Neglected to mention the other meetup on Tuesday, a "state of the company" meeting with our production manager. The main announcement was that the sale of our building has finally become official. We've a one year lease with an option to stay another year. Not really something that concerns me, I thought. What I hadn't considered is that for the longest time--longer than I've been here--they haven't had to pay any rent on the property. That has changed with this sale, and now the monthly rent is added to our bottom line. The first year won't be as painful, as they negotiated a sweet lease, but still that's more profit that we are now required to produce. And nothing was said, but I truly doubt that the million or so they got for our property is going to be applied to our bottom line. (That's too bad, since it would have been nice to have this Sunday's company picnic in Acapulco or something.) Our PM also mentioned how the shop's performance is being evaluated on a monthly basis. If this month doesn't measure up--the grief comes down. Which explains why in the slow months we play musical hours and jump from 7-hour to 9-hour shifts as the workload fluctuates.
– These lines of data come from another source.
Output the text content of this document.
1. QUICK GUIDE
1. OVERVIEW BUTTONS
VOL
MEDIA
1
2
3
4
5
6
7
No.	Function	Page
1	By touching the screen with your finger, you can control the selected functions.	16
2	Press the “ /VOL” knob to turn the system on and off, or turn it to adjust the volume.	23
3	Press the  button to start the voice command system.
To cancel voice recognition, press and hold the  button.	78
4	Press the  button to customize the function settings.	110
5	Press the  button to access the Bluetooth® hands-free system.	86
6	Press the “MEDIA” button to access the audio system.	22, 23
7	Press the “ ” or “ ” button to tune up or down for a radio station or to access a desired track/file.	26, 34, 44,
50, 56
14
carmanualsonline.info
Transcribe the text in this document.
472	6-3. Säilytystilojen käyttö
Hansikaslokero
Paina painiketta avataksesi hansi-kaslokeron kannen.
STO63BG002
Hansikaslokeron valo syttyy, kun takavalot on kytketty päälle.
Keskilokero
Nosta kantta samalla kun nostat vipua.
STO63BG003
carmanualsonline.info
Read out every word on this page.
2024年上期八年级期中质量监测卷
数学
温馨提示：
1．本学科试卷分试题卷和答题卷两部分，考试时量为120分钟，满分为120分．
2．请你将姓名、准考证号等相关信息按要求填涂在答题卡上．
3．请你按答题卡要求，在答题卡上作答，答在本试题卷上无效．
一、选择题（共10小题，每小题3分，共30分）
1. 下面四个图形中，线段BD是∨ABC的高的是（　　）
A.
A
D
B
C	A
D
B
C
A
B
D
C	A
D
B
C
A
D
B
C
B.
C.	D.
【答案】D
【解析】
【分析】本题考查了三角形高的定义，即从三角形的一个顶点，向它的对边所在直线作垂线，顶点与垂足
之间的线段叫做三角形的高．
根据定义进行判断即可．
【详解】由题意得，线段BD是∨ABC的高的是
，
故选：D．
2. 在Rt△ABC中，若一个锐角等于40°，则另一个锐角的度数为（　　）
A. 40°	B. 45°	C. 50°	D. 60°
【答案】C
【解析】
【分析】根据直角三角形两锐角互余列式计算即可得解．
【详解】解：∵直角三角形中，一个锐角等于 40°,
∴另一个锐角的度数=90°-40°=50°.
As I dwelt 'pon it all after the meeting, I wondered why the halibut we keep doing it, working for money guys who obviously don't give a rip about our lives or our craft. Of course, that's no great mystery. Some are trapped by the good salary, others by lethargy. I also wondered what it would take to change things. To wrest control of our lives, our jobs, or even our industry. Is the cost too high, or is it just a matter of faith and perseverence? But then ennui set in and my ambitions returned to their baser level--profit from the job as long as it lasts or until the first avenue of escape opens up. It's a lot easier to be part of the problem.